Exaltando o Livro dos Médiuns
Allan Kardec, o missionário da Era Nova, havia anunciado na Revista Espírita
de 1861, que entre os dias 05 a 10 de janeiro do novo ano, seria apresentado ao
conhecimento público O Livro dos Médiuns, pelos editores Srs. Didier & Cia, o
que viria concretizar-se, logo depois, no dia 15.
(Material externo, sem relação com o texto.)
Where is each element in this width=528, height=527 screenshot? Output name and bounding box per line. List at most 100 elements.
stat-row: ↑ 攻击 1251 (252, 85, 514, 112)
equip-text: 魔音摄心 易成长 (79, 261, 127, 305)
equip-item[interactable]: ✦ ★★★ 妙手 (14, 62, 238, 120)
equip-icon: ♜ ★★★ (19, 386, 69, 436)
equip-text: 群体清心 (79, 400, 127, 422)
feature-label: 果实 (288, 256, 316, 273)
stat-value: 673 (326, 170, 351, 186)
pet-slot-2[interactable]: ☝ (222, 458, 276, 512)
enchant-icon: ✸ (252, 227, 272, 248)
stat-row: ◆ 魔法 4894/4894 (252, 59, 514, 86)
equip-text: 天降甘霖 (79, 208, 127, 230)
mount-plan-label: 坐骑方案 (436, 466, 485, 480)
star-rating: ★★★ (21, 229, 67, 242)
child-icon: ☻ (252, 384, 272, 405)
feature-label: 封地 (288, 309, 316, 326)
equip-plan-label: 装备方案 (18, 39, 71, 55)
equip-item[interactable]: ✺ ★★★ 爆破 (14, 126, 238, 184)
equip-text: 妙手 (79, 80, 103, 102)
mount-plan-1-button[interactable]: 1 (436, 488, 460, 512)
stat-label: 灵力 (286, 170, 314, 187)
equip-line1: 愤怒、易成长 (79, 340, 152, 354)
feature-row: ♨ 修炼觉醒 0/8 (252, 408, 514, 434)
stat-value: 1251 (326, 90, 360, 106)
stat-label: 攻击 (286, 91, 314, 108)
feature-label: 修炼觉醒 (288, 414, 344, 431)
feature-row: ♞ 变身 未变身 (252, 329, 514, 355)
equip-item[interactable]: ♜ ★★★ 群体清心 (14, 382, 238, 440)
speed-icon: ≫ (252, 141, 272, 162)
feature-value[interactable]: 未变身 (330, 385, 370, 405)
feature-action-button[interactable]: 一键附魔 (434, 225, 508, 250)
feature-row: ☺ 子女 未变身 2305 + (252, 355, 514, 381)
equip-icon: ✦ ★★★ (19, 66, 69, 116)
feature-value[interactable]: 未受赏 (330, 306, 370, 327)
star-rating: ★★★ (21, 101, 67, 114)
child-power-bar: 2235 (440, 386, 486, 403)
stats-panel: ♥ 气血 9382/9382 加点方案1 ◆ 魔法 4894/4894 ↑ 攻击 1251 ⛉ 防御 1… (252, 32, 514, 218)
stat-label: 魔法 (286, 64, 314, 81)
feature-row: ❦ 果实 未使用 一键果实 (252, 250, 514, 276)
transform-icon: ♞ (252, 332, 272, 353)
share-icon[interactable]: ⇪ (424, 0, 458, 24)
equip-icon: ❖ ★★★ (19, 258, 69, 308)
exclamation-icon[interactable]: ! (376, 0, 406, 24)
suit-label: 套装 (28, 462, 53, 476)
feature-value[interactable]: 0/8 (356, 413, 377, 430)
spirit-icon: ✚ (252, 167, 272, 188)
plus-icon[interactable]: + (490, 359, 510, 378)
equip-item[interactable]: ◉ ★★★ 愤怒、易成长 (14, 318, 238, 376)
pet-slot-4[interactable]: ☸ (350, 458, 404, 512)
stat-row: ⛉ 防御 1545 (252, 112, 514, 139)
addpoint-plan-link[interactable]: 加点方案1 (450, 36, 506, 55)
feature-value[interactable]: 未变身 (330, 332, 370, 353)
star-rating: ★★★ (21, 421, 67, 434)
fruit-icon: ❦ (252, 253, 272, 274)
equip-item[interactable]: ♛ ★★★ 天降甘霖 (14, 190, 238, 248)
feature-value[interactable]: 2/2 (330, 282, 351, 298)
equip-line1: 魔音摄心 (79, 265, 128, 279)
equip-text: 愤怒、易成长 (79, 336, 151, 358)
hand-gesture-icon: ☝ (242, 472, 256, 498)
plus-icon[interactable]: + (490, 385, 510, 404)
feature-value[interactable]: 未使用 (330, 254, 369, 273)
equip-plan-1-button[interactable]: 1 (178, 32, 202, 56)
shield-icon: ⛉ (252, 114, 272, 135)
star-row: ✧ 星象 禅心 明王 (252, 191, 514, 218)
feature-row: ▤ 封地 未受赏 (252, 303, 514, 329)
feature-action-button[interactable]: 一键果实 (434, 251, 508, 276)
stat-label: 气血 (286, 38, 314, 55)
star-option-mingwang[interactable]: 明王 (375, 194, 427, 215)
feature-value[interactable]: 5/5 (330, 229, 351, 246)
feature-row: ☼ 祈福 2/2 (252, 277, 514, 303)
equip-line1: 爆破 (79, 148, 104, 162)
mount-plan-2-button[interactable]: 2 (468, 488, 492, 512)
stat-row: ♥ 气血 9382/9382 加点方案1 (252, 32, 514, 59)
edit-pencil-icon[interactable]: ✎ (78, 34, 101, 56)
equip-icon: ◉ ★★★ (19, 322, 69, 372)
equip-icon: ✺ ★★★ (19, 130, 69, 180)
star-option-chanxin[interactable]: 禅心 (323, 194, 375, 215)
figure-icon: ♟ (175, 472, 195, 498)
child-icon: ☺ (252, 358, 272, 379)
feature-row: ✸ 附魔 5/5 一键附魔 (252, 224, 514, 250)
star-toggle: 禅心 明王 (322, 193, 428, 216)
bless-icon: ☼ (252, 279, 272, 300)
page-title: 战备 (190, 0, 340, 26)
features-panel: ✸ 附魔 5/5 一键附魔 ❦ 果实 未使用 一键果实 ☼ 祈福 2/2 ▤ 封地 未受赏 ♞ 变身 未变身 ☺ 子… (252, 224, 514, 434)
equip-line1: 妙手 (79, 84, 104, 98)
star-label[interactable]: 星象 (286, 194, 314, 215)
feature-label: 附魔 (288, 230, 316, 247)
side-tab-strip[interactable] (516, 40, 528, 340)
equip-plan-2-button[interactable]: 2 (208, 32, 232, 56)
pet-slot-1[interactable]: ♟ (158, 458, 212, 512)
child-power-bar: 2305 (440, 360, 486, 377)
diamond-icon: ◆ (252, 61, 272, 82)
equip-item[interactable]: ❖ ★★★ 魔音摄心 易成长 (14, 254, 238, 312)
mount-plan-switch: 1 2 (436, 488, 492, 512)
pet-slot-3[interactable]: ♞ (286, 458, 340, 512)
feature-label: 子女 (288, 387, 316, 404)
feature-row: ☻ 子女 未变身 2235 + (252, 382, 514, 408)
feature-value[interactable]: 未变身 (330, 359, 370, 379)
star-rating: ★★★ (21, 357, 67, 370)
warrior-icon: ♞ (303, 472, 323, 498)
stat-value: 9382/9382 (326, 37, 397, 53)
A obra monumental era aguardada com grande curiosidade e interesse, porquanto já
vinha sendo anunciada desde algum tempo.
Em razão do êxito retumbante da publicação de O Livro dos Espíritos, quatro anos
antes, o ilustre mestre preocupava-se com a complexidade da fenomenologia
mediúnica, os seus desafios, as diferentes expressões da mediunidade, a
interferência dos Espíritos frívolos e obsessores nas práticas espíritas e, para
minimizar ou evitar as consequências, podendo ser algumas desastrosas, ele
publicara anteriormente uma Instrução Prática, oferecendo um guia de segurança
para as experimentações. Especialmente cuidava de oferecer um roteiro
esclarecedor que servisse de segura diretriz de condutas experimentais para os
médiuns.
Esgotando-se com grande rapidez, o nobre codificador reconheceu que uma nova
edição da obra iria exigir um trabalho cuidadoso de aprimoramento e de
lapidação, sendo necessária uma ampliação de conteúdos com novas observações
resultantes dos estudos a que se afervorava, havendo conseguido fazê-lo na que
estava sendo apresentada.
Teve o zelo de retirar algumas informações que já se encontravam em O Livro dos
Espíritos, especializando o vocabulário e aprofundando as questões pertinentes
aos médiuns, àqueles que se dedicam às experimentações e à imensa gama de
fenômenos por ele observados.
Convencido da seriedade do Espiritismo, e depois da ampla divulgação da sua
filosofia, tornava-se indispensável a contribuição de um tratado de alta
magnitude com caráter científico para prevenir os incautos e bem conduzir os
pesquisadores sérios.
Iniciando o notável livro pelas noções preliminares(*),depois da bem-cuidada
introdução, recorreu às qualidades de educador para apresentar com lógica a
palpitante questão “há Espíritos?”, e, através de uma análise bem realizada,
demonstrar filosoficamente a existência da alma e a de Deus, conseqüência uma da
outra, constituindo a base de todo o edifício, que é a própria Doutrina
Espírita.
Bem se lhe entende essa preocupação, porquanto somente será possível a crença
nos Espíritos e nas suas comunicações, acreditando-se nesses fundamentos
essenciais, sem os quais nenhuma técnica ou demonstração poderá conduzir o
observador à aceitação da fenomenologia probante da imortalidade.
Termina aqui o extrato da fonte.